SFU’s contribution to the technology is the new control structure of the hand. Most systems used today were developed 50 years ago. These myoelectric devices are controlled by electromyogram signals that measure only two electric signals. SFU’s control structure uses force myography to detect intricate muscle movements along the surface of the remaining limb using a band of sensors around the forearm.

“With this new system, it feels like I’m opening and closing my hand,” said Letain. One of the greatest improvements of the device, according to Letain, is the ability to use the prosthetic limb above his head, something conventional systems fail to deliver. 

The SFU team, known as MASS Impact (Muscle Activity Sensor Strip), is part of the MENRVA Research Group.
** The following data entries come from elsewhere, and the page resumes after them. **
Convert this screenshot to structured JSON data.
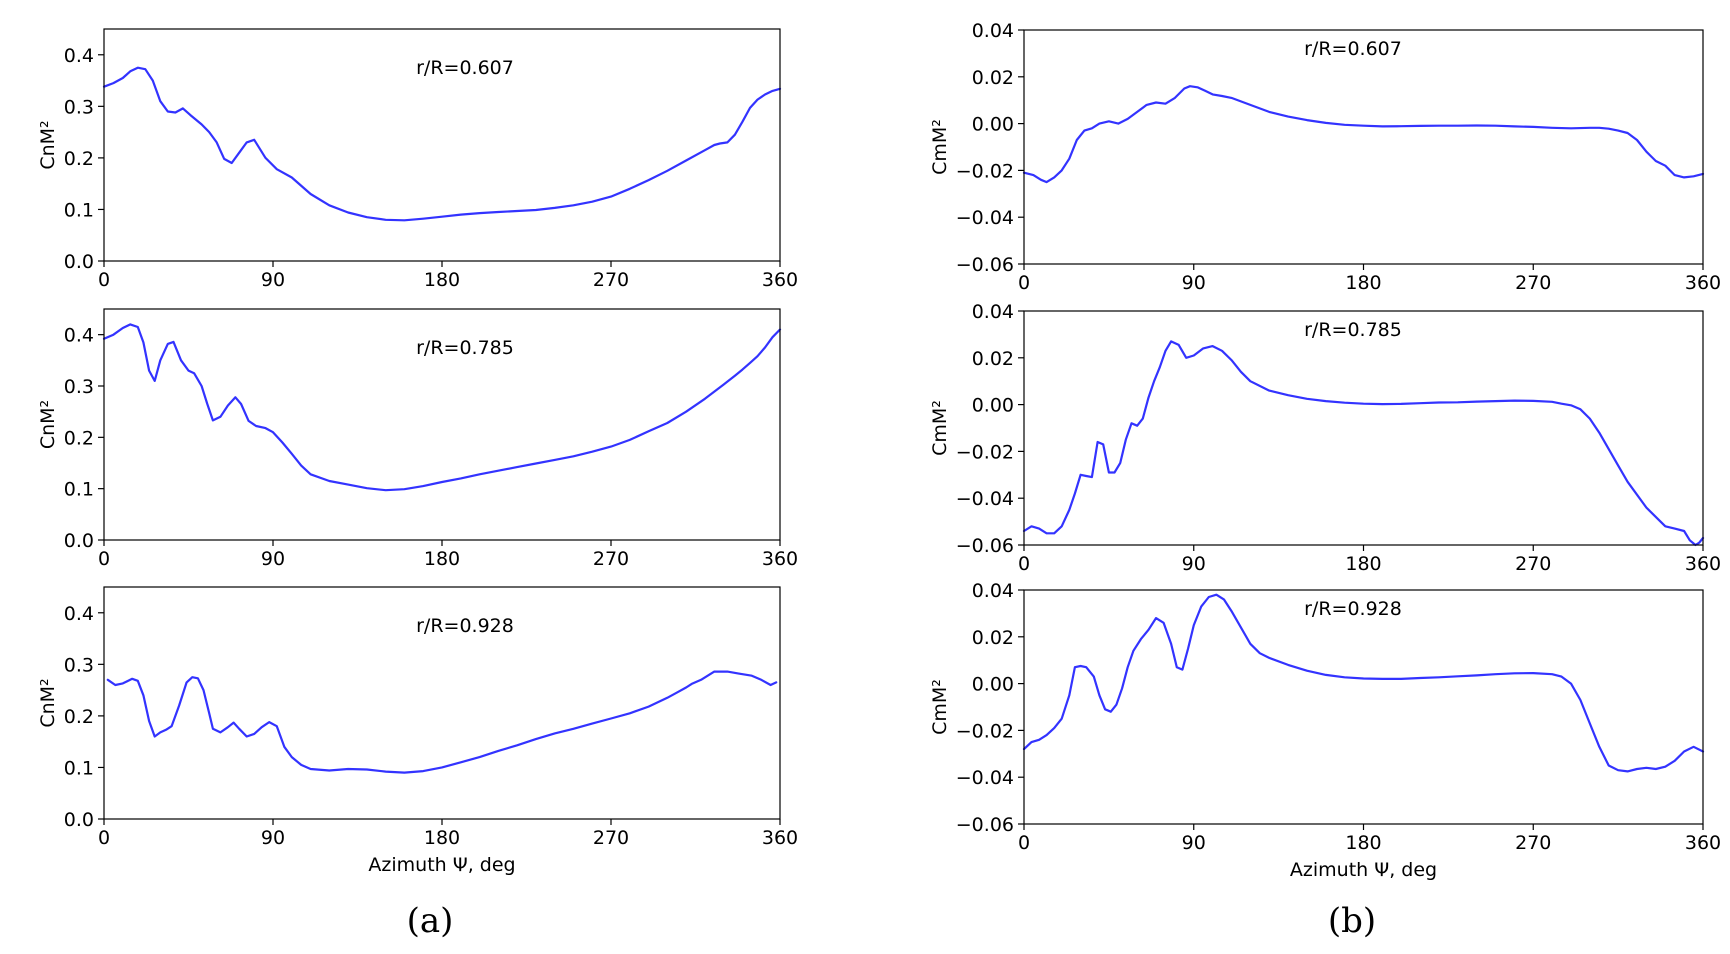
{
  "figure": {
    "sublabels": [
      "(a)",
      "(b)"
    ]
  },
  "colors": {
    "series": "#3333ff"
  },
  "chart_data": [
    {
      "type": "line",
      "column": "a",
      "row": 0,
      "annotation": "r/R=0.607",
      "ylabel": "CnM²",
      "xlabel": "",
      "xlim": [
        0,
        360
      ],
      "ylim": [
        0,
        0.45
      ],
      "xticks": [
        0,
        90,
        180,
        270,
        360
      ],
      "xtick_labels": [
        "0",
        "90",
        "180",
        "270",
        "360"
      ],
      "yticks": [
        0,
        0.1,
        0.2,
        0.3,
        0.4
      ],
      "ytick_labels": [
        "0.0",
        "0.1",
        "0.2",
        "0.3",
        "0.4"
      ],
      "series": [
        {
          "name": "CnM²",
          "x": [
            0,
            5,
            10,
            14,
            18,
            22,
            26,
            30,
            34,
            38,
            42,
            46,
            52,
            56,
            60,
            64,
            68,
            72,
            76,
            80,
            86,
            92,
            100,
            110,
            120,
            130,
            140,
            150,
            160,
            170,
            180,
            190,
            200,
            210,
            220,
            230,
            240,
            250,
            260,
            270,
            280,
            290,
            300,
            310,
            320,
            325,
            328,
            332,
            336,
            340,
            344,
            348,
            352,
            356,
            360
          ],
          "y": [
            0.338,
            0.345,
            0.355,
            0.368,
            0.375,
            0.372,
            0.35,
            0.31,
            0.29,
            0.288,
            0.296,
            0.283,
            0.265,
            0.25,
            0.23,
            0.198,
            0.19,
            0.21,
            0.23,
            0.235,
            0.2,
            0.178,
            0.162,
            0.13,
            0.108,
            0.094,
            0.085,
            0.08,
            0.079,
            0.082,
            0.086,
            0.09,
            0.093,
            0.095,
            0.097,
            0.099,
            0.103,
            0.108,
            0.115,
            0.125,
            0.14,
            0.157,
            0.175,
            0.195,
            0.215,
            0.225,
            0.228,
            0.23,
            0.245,
            0.27,
            0.297,
            0.313,
            0.323,
            0.33,
            0.334
          ]
        }
      ]
    },
    {
      "type": "line",
      "column": "a",
      "row": 1,
      "annotation": "r/R=0.785",
      "ylabel": "CnM²",
      "xlabel": "",
      "xlim": [
        0,
        360
      ],
      "ylim": [
        0,
        0.45
      ],
      "xticks": [
        0,
        90,
        180,
        270,
        360
      ],
      "xtick_labels": [
        "0",
        "90",
        "180",
        "270",
        "360"
      ],
      "yticks": [
        0,
        0.1,
        0.2,
        0.3,
        0.4
      ],
      "ytick_labels": [
        "0.0",
        "0.1",
        "0.2",
        "0.3",
        "0.4"
      ],
      "series": [
        {
          "name": "CnM²",
          "x": [
            0,
            5,
            10,
            14,
            18,
            21,
            24,
            27,
            30,
            34,
            37,
            41,
            45,
            48,
            52,
            55,
            58,
            62,
            66,
            70,
            73,
            77,
            81,
            86,
            90,
            95,
            100,
            105,
            110,
            120,
            130,
            140,
            150,
            160,
            170,
            180,
            190,
            200,
            210,
            220,
            230,
            240,
            250,
            260,
            270,
            280,
            290,
            300,
            310,
            320,
            330,
            336,
            340,
            344,
            348,
            352,
            356,
            360
          ],
          "y": [
            0.392,
            0.4,
            0.413,
            0.42,
            0.415,
            0.385,
            0.33,
            0.31,
            0.35,
            0.382,
            0.386,
            0.35,
            0.33,
            0.325,
            0.3,
            0.265,
            0.233,
            0.24,
            0.262,
            0.278,
            0.265,
            0.232,
            0.222,
            0.218,
            0.21,
            0.19,
            0.168,
            0.145,
            0.128,
            0.115,
            0.108,
            0.101,
            0.097,
            0.099,
            0.105,
            0.113,
            0.12,
            0.128,
            0.135,
            0.142,
            0.149,
            0.156,
            0.163,
            0.172,
            0.182,
            0.195,
            0.212,
            0.228,
            0.25,
            0.275,
            0.303,
            0.32,
            0.332,
            0.345,
            0.358,
            0.375,
            0.395,
            0.41
          ]
        }
      ]
    },
    {
      "type": "line",
      "column": "a",
      "row": 2,
      "annotation": "r/R=0.928",
      "ylabel": "CnM²",
      "xlabel": "Azimuth Ψ, deg",
      "xlim": [
        0,
        360
      ],
      "ylim": [
        0,
        0.45
      ],
      "xticks": [
        0,
        90,
        180,
        270,
        360
      ],
      "xtick_labels": [
        "0",
        "90",
        "180",
        "270",
        "360"
      ],
      "yticks": [
        0,
        0.1,
        0.2,
        0.3,
        0.4
      ],
      "ytick_labels": [
        "0.0",
        "0.1",
        "0.2",
        "0.3",
        "0.4"
      ],
      "series": [
        {
          "name": "CnM²",
          "x": [
            2,
            6,
            10,
            15,
            18,
            21,
            24,
            27,
            30,
            33,
            36,
            40,
            44,
            47,
            50,
            53,
            56,
            58,
            62,
            66,
            69,
            72,
            76,
            80,
            84,
            88,
            92,
            96,
            100,
            105,
            110,
            120,
            130,
            140,
            150,
            160,
            170,
            180,
            190,
            200,
            210,
            220,
            230,
            240,
            250,
            260,
            270,
            280,
            290,
            300,
            305,
            310,
            313,
            318,
            325,
            332,
            338,
            345,
            350,
            355,
            358
          ],
          "y": [
            0.27,
            0.26,
            0.263,
            0.272,
            0.268,
            0.24,
            0.19,
            0.16,
            0.168,
            0.173,
            0.18,
            0.22,
            0.265,
            0.275,
            0.273,
            0.25,
            0.205,
            0.175,
            0.168,
            0.178,
            0.187,
            0.175,
            0.16,
            0.165,
            0.178,
            0.188,
            0.18,
            0.14,
            0.12,
            0.105,
            0.097,
            0.094,
            0.097,
            0.096,
            0.092,
            0.09,
            0.093,
            0.1,
            0.11,
            0.12,
            0.132,
            0.143,
            0.155,
            0.166,
            0.175,
            0.185,
            0.195,
            0.205,
            0.218,
            0.235,
            0.245,
            0.255,
            0.262,
            0.27,
            0.286,
            0.286,
            0.282,
            0.278,
            0.27,
            0.26,
            0.265
          ]
        }
      ]
    },
    {
      "type": "line",
      "column": "b",
      "row": 0,
      "annotation": "r/R=0.607",
      "ylabel": "CmM²",
      "xlabel": "",
      "xlim": [
        0,
        360
      ],
      "ylim": [
        -0.06,
        0.04
      ],
      "xticks": [
        0,
        90,
        180,
        270,
        360
      ],
      "xtick_labels": [
        "0",
        "90",
        "180",
        "270",
        "360"
      ],
      "yticks": [
        -0.06,
        -0.04,
        -0.02,
        0.0,
        0.02,
        0.04
      ],
      "ytick_labels": [
        "−0.06",
        "−0.04",
        "−0.02",
        "0.00",
        "0.02",
        "0.04"
      ],
      "series": [
        {
          "name": "CmM²",
          "x": [
            0,
            5,
            9,
            12,
            16,
            20,
            24,
            28,
            32,
            36,
            40,
            45,
            50,
            55,
            60,
            65,
            70,
            75,
            80,
            85,
            88,
            92,
            96,
            100,
            105,
            110,
            120,
            130,
            140,
            150,
            160,
            170,
            180,
            190,
            200,
            210,
            220,
            230,
            240,
            250,
            260,
            270,
            280,
            290,
            300,
            305,
            310,
            315,
            320,
            325,
            330,
            335,
            340,
            345,
            350,
            355,
            360
          ],
          "y": [
            -0.021,
            -0.022,
            -0.024,
            -0.025,
            -0.023,
            -0.02,
            -0.015,
            -0.007,
            -0.003,
            -0.002,
            0.0,
            0.001,
            0.0,
            0.002,
            0.005,
            0.008,
            0.009,
            0.0085,
            0.011,
            0.015,
            0.016,
            0.0155,
            0.014,
            0.0125,
            0.0118,
            0.011,
            0.008,
            0.005,
            0.003,
            0.0015,
            0.0003,
            -0.0005,
            -0.0009,
            -0.0012,
            -0.0011,
            -0.001,
            -0.0009,
            -0.0009,
            -0.0008,
            -0.0009,
            -0.0012,
            -0.0014,
            -0.0018,
            -0.002,
            -0.0018,
            -0.0018,
            -0.0022,
            -0.003,
            -0.004,
            -0.007,
            -0.012,
            -0.016,
            -0.018,
            -0.022,
            -0.023,
            -0.0225,
            -0.0215
          ]
        }
      ]
    },
    {
      "type": "line",
      "column": "b",
      "row": 1,
      "annotation": "r/R=0.785",
      "ylabel": "CmM²",
      "xlabel": "",
      "xlim": [
        0,
        360
      ],
      "ylim": [
        -0.06,
        0.04
      ],
      "xticks": [
        0,
        90,
        180,
        270,
        360
      ],
      "xtick_labels": [
        "0",
        "90",
        "180",
        "270",
        "360"
      ],
      "yticks": [
        -0.06,
        -0.04,
        -0.02,
        0.0,
        0.02,
        0.04
      ],
      "ytick_labels": [
        "−0.06",
        "−0.04",
        "−0.02",
        "0.00",
        "0.02",
        "0.04"
      ],
      "series": [
        {
          "name": "CmM²",
          "x": [
            0,
            4,
            8,
            12,
            16,
            20,
            24,
            27,
            30,
            33,
            36,
            39,
            42,
            45,
            48,
            51,
            54,
            57,
            60,
            63,
            66,
            69,
            72,
            75,
            78,
            82,
            86,
            90,
            95,
            100,
            105,
            110,
            115,
            120,
            130,
            140,
            150,
            160,
            170,
            180,
            190,
            200,
            210,
            220,
            230,
            240,
            250,
            260,
            270,
            280,
            285,
            290,
            295,
            300,
            305,
            310,
            315,
            320,
            330,
            340,
            345,
            350,
            353,
            356,
            358,
            360
          ],
          "y": [
            -0.054,
            -0.052,
            -0.053,
            -0.055,
            -0.055,
            -0.052,
            -0.045,
            -0.038,
            -0.03,
            -0.0305,
            -0.031,
            -0.016,
            -0.017,
            -0.029,
            -0.029,
            -0.025,
            -0.015,
            -0.008,
            -0.009,
            -0.006,
            0.003,
            0.01,
            0.016,
            0.023,
            0.027,
            0.0255,
            0.02,
            0.021,
            0.024,
            0.025,
            0.023,
            0.019,
            0.014,
            0.01,
            0.006,
            0.004,
            0.0025,
            0.0015,
            0.0008,
            0.0004,
            0.0002,
            0.0003,
            0.0006,
            0.0009,
            0.001,
            0.0013,
            0.0015,
            0.0017,
            0.0016,
            0.0012,
            0.0004,
            -0.0003,
            -0.002,
            -0.006,
            -0.012,
            -0.019,
            -0.026,
            -0.033,
            -0.044,
            -0.052,
            -0.053,
            -0.054,
            -0.058,
            -0.06,
            -0.059,
            -0.057
          ]
        }
      ]
    },
    {
      "type": "line",
      "column": "b",
      "row": 2,
      "annotation": "r/R=0.928",
      "ylabel": "CmM²",
      "xlabel": "Azimuth Ψ, deg",
      "xlim": [
        0,
        360
      ],
      "ylim": [
        -0.06,
        0.04
      ],
      "xticks": [
        0,
        90,
        180,
        270,
        360
      ],
      "xtick_labels": [
        "0",
        "90",
        "180",
        "270",
        "360"
      ],
      "yticks": [
        -0.06,
        -0.04,
        -0.02,
        0.0,
        0.02,
        0.04
      ],
      "ytick_labels": [
        "−0.06",
        "−0.04",
        "−0.02",
        "0.00",
        "0.02",
        "0.04"
      ],
      "series": [
        {
          "name": "CmM²",
          "x": [
            0,
            4,
            8,
            12,
            16,
            20,
            24,
            27,
            30,
            33,
            37,
            40,
            43,
            46,
            49,
            52,
            55,
            58,
            62,
            66,
            70,
            74,
            78,
            81,
            84,
            87,
            90,
            94,
            98,
            102,
            106,
            110,
            115,
            120,
            125,
            130,
            140,
            150,
            160,
            170,
            180,
            190,
            200,
            210,
            220,
            230,
            240,
            250,
            260,
            270,
            280,
            285,
            290,
            295,
            300,
            305,
            310,
            315,
            320,
            325,
            330,
            335,
            340,
            345,
            350,
            355,
            360
          ],
          "y": [
            -0.028,
            -0.025,
            -0.024,
            -0.022,
            -0.019,
            -0.015,
            -0.005,
            0.007,
            0.0075,
            0.007,
            0.003,
            -0.005,
            -0.011,
            -0.012,
            -0.009,
            -0.002,
            0.007,
            0.014,
            0.019,
            0.023,
            0.028,
            0.026,
            0.017,
            0.007,
            0.006,
            0.015,
            0.025,
            0.033,
            0.037,
            0.038,
            0.036,
            0.031,
            0.024,
            0.017,
            0.013,
            0.011,
            0.008,
            0.0055,
            0.0037,
            0.0027,
            0.0022,
            0.002,
            0.002,
            0.0024,
            0.0027,
            0.0031,
            0.0035,
            0.004,
            0.0044,
            0.0045,
            0.004,
            0.003,
            0.0,
            -0.007,
            -0.017,
            -0.027,
            -0.035,
            -0.037,
            -0.0375,
            -0.0365,
            -0.036,
            -0.0365,
            -0.0355,
            -0.033,
            -0.029,
            -0.027,
            -0.029
          ]
        }
      ]
    }
  ]
}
It’s made up of biomedical engineering and kinesiology research students and alumni. MASS Impact, Letain, and prosthetists from Barber Prosthetics have been working on this project since June of last year.

The hand takes a few minutes to “train” before use. Once activated, Letain cut bread, moved small objects, and even opened a jar using the prosthetic hand. The demonstration drew a large media audience including CTV, the Canadian Press, and many others.

Letain lost the lower part of his left arm in an accident while working on a CP Rail train on September 2, 1980. He said, “as an athlete… it’s the desire to win and the desire to do your best” that pushes him to persevere when things are challenging.       

“The SFU team is amazing, and they inspire me to want to be a part of it and want to do more,” said Letain. “I just see them as a bright, energetic group that is a true pleasure to be a part of.”